Compare the practically minded sense of this purpose to the likes of “inspire and nurture the human spirit”. Although they are supposedly doing the same job, the difference in execution is night and day. Mars Petcare use theirs as a blueprint for expansion and for bringing more value to the world, whilst for Starbucks it appears to be an exercise in pure posturing. This is particularly tragic since in their early days Starbucks had one of the all time great purposes (though they didn’t call it that), with their vision to create a “third space” between home and work – a strategy which led to some of their finest innovations.

A big part of the confusion has arisen I think because a number of companies who do purpose correctly just so happen to have a social cause at their heart – such as the ones I mentioned earlier. This makes sense because if you are a social cause oriented business, you have to define your company in terms of its broader role, rather than its products or category. Other brands then obviously looked at this and mistook the noise for the signal – believing that these purposeful brands’ secret lay in their worthiness, as opposed to their more openly-framed definition.

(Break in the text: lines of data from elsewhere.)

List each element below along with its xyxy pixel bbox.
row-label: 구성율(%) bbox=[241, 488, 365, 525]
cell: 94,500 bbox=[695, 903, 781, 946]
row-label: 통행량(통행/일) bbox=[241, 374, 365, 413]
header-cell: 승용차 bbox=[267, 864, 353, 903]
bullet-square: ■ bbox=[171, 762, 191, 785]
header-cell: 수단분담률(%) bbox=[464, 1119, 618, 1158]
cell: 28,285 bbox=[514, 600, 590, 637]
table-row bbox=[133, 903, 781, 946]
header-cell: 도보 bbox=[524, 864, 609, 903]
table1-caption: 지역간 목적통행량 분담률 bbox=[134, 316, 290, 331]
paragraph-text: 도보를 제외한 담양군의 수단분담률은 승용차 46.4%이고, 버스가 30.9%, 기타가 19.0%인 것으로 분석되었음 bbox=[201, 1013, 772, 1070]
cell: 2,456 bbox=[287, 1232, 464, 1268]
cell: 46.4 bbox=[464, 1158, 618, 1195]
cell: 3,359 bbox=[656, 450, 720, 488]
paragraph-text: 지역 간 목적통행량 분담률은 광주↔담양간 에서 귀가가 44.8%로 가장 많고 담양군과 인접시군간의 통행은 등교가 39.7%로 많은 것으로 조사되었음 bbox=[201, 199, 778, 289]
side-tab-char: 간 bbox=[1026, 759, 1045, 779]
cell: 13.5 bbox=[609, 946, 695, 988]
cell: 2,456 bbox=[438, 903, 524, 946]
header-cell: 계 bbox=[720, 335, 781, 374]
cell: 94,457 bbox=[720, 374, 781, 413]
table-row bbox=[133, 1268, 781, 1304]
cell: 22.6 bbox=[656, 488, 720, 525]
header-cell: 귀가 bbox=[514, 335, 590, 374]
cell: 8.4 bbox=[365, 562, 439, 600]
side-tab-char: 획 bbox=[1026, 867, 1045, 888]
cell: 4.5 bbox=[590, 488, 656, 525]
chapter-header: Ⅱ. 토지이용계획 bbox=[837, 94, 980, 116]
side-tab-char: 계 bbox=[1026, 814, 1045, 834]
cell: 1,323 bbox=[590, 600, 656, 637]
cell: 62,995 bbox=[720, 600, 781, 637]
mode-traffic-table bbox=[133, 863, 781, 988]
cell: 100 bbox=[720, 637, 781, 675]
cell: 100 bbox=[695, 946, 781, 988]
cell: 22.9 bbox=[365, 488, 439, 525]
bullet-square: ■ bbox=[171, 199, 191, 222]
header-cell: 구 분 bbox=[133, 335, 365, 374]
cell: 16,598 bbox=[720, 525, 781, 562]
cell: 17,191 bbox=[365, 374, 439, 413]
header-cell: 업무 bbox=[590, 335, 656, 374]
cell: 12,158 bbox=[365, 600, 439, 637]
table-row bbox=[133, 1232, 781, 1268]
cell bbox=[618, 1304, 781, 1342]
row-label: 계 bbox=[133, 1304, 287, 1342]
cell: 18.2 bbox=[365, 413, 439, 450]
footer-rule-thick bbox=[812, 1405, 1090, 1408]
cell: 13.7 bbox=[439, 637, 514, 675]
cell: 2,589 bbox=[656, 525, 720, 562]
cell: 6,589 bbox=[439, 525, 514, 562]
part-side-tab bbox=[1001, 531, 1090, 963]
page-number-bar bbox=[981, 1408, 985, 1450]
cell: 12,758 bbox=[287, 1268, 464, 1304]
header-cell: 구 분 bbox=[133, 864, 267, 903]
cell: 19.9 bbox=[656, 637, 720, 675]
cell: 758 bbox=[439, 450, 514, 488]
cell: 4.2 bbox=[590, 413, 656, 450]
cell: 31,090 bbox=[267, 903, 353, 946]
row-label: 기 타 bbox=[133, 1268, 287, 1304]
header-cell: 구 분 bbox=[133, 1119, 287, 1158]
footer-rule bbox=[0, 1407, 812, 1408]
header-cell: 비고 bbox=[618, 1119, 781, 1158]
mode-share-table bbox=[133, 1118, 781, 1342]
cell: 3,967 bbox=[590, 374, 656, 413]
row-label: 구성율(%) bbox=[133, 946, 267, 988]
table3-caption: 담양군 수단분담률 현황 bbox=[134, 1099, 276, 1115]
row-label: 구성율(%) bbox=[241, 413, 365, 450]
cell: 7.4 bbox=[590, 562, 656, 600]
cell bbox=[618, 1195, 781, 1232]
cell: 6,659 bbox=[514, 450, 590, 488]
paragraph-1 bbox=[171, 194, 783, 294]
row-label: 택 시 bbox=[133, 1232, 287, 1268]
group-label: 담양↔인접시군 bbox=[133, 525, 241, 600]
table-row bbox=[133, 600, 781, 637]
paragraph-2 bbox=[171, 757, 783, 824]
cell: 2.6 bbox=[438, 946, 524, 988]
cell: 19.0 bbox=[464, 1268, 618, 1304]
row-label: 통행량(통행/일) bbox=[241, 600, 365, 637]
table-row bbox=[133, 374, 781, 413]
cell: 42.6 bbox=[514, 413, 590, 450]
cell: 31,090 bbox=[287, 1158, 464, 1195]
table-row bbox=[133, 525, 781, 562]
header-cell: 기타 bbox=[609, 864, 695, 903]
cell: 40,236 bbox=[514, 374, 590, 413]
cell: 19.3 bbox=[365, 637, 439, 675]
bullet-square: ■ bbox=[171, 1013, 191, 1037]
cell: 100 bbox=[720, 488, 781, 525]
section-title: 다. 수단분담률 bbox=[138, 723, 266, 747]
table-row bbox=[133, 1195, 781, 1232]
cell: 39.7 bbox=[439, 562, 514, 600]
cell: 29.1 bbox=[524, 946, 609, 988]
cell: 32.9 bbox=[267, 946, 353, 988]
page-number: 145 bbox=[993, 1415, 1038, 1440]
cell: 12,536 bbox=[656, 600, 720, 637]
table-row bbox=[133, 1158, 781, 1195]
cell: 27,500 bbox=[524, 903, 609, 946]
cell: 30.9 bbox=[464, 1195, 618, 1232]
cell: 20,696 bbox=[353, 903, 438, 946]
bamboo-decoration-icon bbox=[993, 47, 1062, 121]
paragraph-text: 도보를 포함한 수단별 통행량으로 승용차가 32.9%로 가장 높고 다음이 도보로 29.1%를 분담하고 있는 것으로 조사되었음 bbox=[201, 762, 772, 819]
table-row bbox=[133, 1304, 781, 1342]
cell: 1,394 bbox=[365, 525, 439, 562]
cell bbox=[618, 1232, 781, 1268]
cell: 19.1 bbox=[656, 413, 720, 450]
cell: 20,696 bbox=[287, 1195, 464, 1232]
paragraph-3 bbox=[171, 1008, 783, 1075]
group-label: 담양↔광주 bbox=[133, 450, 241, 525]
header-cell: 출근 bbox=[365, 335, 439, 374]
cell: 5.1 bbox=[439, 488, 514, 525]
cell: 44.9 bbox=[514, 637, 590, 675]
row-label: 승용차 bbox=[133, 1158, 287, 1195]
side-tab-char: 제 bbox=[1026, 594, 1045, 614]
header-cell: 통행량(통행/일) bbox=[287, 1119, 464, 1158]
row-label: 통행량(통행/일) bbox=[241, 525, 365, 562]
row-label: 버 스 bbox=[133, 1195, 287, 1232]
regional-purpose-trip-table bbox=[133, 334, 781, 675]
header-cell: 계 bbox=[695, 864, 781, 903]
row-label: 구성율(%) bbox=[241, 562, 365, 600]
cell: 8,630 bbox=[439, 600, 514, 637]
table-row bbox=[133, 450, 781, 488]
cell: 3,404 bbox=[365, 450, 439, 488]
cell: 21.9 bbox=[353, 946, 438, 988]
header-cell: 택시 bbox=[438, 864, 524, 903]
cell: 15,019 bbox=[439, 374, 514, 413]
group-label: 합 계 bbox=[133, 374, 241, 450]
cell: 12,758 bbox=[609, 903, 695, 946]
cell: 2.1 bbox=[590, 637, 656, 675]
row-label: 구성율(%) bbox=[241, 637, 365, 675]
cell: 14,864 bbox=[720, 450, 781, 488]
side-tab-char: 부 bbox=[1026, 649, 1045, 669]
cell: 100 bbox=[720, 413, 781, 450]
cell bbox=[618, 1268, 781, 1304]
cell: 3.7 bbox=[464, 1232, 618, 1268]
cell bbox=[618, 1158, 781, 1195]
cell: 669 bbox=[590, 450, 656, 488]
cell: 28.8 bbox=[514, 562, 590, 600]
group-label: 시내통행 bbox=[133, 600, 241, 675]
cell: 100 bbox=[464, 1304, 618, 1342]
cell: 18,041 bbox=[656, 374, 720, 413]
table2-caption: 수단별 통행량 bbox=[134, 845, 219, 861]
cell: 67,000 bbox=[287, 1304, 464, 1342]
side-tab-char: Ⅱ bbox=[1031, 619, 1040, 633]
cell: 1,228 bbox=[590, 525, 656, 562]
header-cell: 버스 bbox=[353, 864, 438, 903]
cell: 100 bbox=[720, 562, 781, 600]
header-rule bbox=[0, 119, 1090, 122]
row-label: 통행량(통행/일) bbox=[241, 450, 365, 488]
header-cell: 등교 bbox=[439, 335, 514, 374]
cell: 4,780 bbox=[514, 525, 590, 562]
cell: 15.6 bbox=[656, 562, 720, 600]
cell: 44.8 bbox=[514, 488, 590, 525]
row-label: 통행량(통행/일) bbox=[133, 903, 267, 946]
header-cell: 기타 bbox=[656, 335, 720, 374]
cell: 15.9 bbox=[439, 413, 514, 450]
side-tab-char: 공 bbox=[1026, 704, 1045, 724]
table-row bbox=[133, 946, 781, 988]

Quite simply brand purpose has nothing to do with ethics, virtue, activism, social issues, doing good, or any other similar topics which have polluted the discipline. You can be a highly purposeful brand without any of those things – simply via a broad definition of your organisation’s role in the world. Yes, in all likelihood your definition, like Mars Petcare’s, will be worthwhile. After all any decent business must be providing something of value, and thus is, in a manner of speaking, “doing good”. But that doesn’t mean it will be worthy. That part is optional.

So as the war rages on out there, between the brand purpose zealots and the brand purpose cynics, realise that the correct path lies somewhere between them. There is indeed wisdom in the concept – just not in the place we’re told to look for it.